Más familias con ocupaciones
altas en STEM y Salud
El nivel educativo no es la única
dimensión relevante. La Estadística de Estudiantes Universitarios incorpora
también un indicador sobre la ocupación de los progenitores, que permite
aproximar su posición en la estructura laboral y, de manera indirecta, su nivel
de renta y de capital social. El gráfico 1b [haga clic en “padres con ocupaciones
de alto nivel”, bajo la leyenda, para visualizarlo]recoge la evolución del
porcentaje de estudiantes cuyos dos progenitores tienen ocupaciones altas
(directivos, profesionales científicos y técnicos, médicos, profesiones
liberales, etc.).
Aunque la serie comienza algo más
alta en 2016-2017, el patrón reciente es claro: tras una ligera corrección
inicial, la proporción de estudiantes procedentes de hogares donde ambos
progenitores tienen ocupaciones altas crece y supera ya el 21% en el conjunto
de la universidad. El desplazamiento es especialmente visible en Ingeniería y
Arquitectura, Ciencias y, sobre todo, Ciencias de la Salud, que se sitúa
sistemáticamente por encima del 25% en los últimos cursos.
De nuevo, Artes y Humanidades
aparece como la rama con menor concentración de este tipo de hogares, con
valores entre el 15% y el 18%. Es, por tanto, la más socialmente diversa. Las
Ciencias Sociales y Jurídicas ocupan una posición intermedia, aunque su
heterogeneidad interna implica que ámbitos como Derecho o ADE arrastren el
promedio hacia arriba, mientras que Educación o Trabajo Social lo reducen.
Un patrón de estratificación
creciente
Leídos conjuntamente, ambos gráficos describen un mismo proceso: el acceso a la universidad española, y especialmente a las carreras STEM y de salud, se está desplazando hacia los estratos socioeconómicos más altos. Cada vez hay más estudiantes con padres universitarios y con ocupaciones de alta cualificación, y esta concentración es más intensa en las ramas con mayor retorno salarial y social.

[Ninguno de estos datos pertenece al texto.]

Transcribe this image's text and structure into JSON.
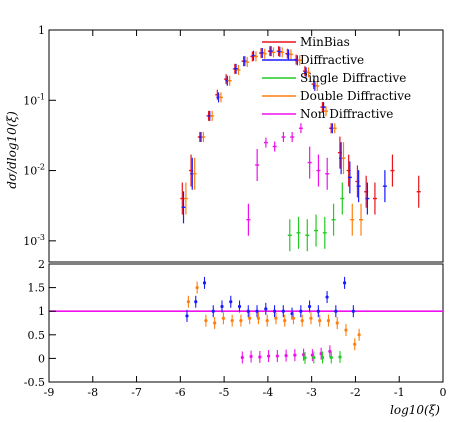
{
  "chart_data": [
    {
      "panel": "main",
      "type": "scatter",
      "ylabel": "dσ/dlog10(ξ)",
      "xlabel": "log10(ξ)",
      "xlim": [
        -9,
        0
      ],
      "ylim": [
        0.0005,
        1
      ],
      "yscale": "log",
      "y_tick_labels": [
        "1",
        "10^-1",
        "10^-2",
        "10^-3"
      ],
      "legend_position": "top-right",
      "series": [
        {
          "name": "MinBias",
          "color": "#e8141c",
          "x": [
            -5.9,
            -5.7,
            -5.5,
            -5.3,
            -5.1,
            -4.9,
            -4.7,
            -4.5,
            -4.3,
            -4.1,
            -3.9,
            -3.7,
            -3.5,
            -3.3,
            -3.1,
            -2.9,
            -2.7,
            -2.5,
            -2.3,
            -2.1,
            -1.9,
            -1.7,
            -1.5,
            -1.1,
            -0.5
          ],
          "y": [
            0.004,
            0.01,
            0.03,
            0.06,
            0.12,
            0.2,
            0.28,
            0.36,
            0.42,
            0.47,
            0.5,
            0.5,
            0.46,
            0.38,
            0.26,
            0.17,
            0.08,
            0.04,
            0.018,
            0.01,
            0.007,
            0.005,
            0.004,
            0.01,
            0.005
          ]
        },
        {
          "name": "Diffractive",
          "color": "#1a1aff",
          "x": [
            -5.9,
            -5.7,
            -5.5,
            -5.3,
            -5.1,
            -4.9,
            -4.7,
            -4.5,
            -4.3,
            -4.1,
            -3.9,
            -3.7,
            -3.5,
            -3.3,
            -3.1,
            -2.9,
            -2.7,
            -2.5,
            -2.3,
            -2.1,
            -1.9,
            -1.7,
            -1.3
          ],
          "y": [
            0.003,
            0.009,
            0.03,
            0.06,
            0.11,
            0.19,
            0.28,
            0.36,
            0.43,
            0.47,
            0.5,
            0.49,
            0.45,
            0.37,
            0.25,
            0.16,
            0.08,
            0.04,
            0.015,
            0.008,
            0.006,
            0.004,
            0.006
          ]
        },
        {
          "name": "Single Diffractive",
          "color": "#22cc22",
          "x": [
            -3.5,
            -3.3,
            -3.1,
            -2.9,
            -2.7,
            -2.5,
            -2.3
          ],
          "y": [
            0.0012,
            0.0013,
            0.0012,
            0.0014,
            0.0013,
            0.002,
            0.004
          ]
        },
        {
          "name": "Double Diffractive",
          "color": "#ff7f0e",
          "x": [
            -5.9,
            -5.7,
            -5.5,
            -5.3,
            -5.1,
            -4.9,
            -4.7,
            -4.5,
            -4.3,
            -4.1,
            -3.9,
            -3.7,
            -3.5,
            -3.3,
            -3.1,
            -2.9,
            -2.7,
            -2.5,
            -2.3,
            -2.1,
            -1.9
          ],
          "y": [
            0.004,
            0.009,
            0.03,
            0.06,
            0.11,
            0.19,
            0.27,
            0.35,
            0.42,
            0.46,
            0.48,
            0.48,
            0.45,
            0.37,
            0.25,
            0.16,
            0.07,
            0.04,
            0.015,
            0.002,
            0.002
          ]
        },
        {
          "name": "Non Diffractive",
          "color": "#ee11ee",
          "x": [
            -4.5,
            -4.3,
            -4.1,
            -3.9,
            -3.7,
            -3.5,
            -3.3,
            -3.1,
            -2.9,
            -2.7
          ],
          "y": [
            0.002,
            0.012,
            0.025,
            0.022,
            0.03,
            0.03,
            0.04,
            0.013,
            0.01,
            0.009
          ]
        }
      ]
    },
    {
      "panel": "ratio",
      "type": "scatter",
      "xlim": [
        -9,
        0
      ],
      "ylim": [
        -0.5,
        2
      ],
      "x_tick_labels": [
        "-9",
        "-8",
        "-7",
        "-6",
        "-5",
        "-4",
        "-3",
        "-2",
        "-1",
        "0"
      ],
      "y_tick_labels": [
        "2",
        "1.5",
        "1",
        "0.5",
        "0",
        "-0.5"
      ],
      "series": [
        {
          "name": "Diffractive",
          "color": "#1a1aff",
          "x": [
            -5.8,
            -5.6,
            -5.4,
            -5.2,
            -5.0,
            -4.8,
            -4.6,
            -4.4,
            -4.2,
            -4.0,
            -3.8,
            -3.6,
            -3.4,
            -3.2,
            -3.0,
            -2.8,
            -2.6,
            -2.4,
            -2.2,
            -2.0
          ],
          "y": [
            0.9,
            1.2,
            1.6,
            1.0,
            1.1,
            1.2,
            1.1,
            1.0,
            1.0,
            1.05,
            1.0,
            1.0,
            0.95,
            1.0,
            1.1,
            1.0,
            1.3,
            1.0,
            1.6,
            1.0
          ]
        },
        {
          "name": "Double Diffractive",
          "color": "#ff7f0e",
          "x": [
            -5.8,
            -5.6,
            -5.4,
            -5.2,
            -5.0,
            -4.8,
            -4.6,
            -4.4,
            -4.2,
            -4.0,
            -3.8,
            -3.6,
            -3.4,
            -3.2,
            -3.0,
            -2.8,
            -2.6,
            -2.4,
            -2.2,
            -2.0,
            -1.9
          ],
          "y": [
            1.2,
            1.5,
            0.8,
            0.75,
            0.85,
            0.8,
            0.8,
            0.85,
            0.85,
            0.8,
            0.85,
            0.8,
            0.85,
            0.8,
            0.85,
            0.8,
            0.8,
            0.75,
            0.6,
            0.3,
            0.5
          ]
        },
        {
          "name": "Non Diffractive",
          "color": "#ee11ee",
          "x": [
            -4.6,
            -4.4,
            -4.2,
            -4.0,
            -3.8,
            -3.6,
            -3.4,
            -3.2,
            -3.0,
            -2.8,
            -2.6
          ],
          "y": [
            0.02,
            0.04,
            0.03,
            0.05,
            0.05,
            0.06,
            0.07,
            0.08,
            0.07,
            0.1,
            0.15
          ]
        },
        {
          "name": "Single Diffractive",
          "color": "#22cc22",
          "x": [
            -3.2,
            -3.0,
            -2.8,
            -2.6,
            -2.4
          ],
          "y": [
            0.01,
            0.02,
            0.02,
            0.02,
            0.03
          ]
        }
      ]
    }
  ]
}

La universidad sigue ofreciendo
oportunidades de movilidad ascendente para parte del alumnado de origen
modesto, pero los datos sugieren que, al mismo tiempo, refuerza la reproducción
intergeneracional de las ventajas. Para que las carreras científicas y
tecnológicas sean verdaderamente accesibles en igualdad de condiciones, no
bastará con ampliar plazas: será necesario actuar sobre los mecanismos de
orientación, acceso y apoyo económico, de manera que el talento académico no
dependa tanto del código postal ni del currículum de los padres.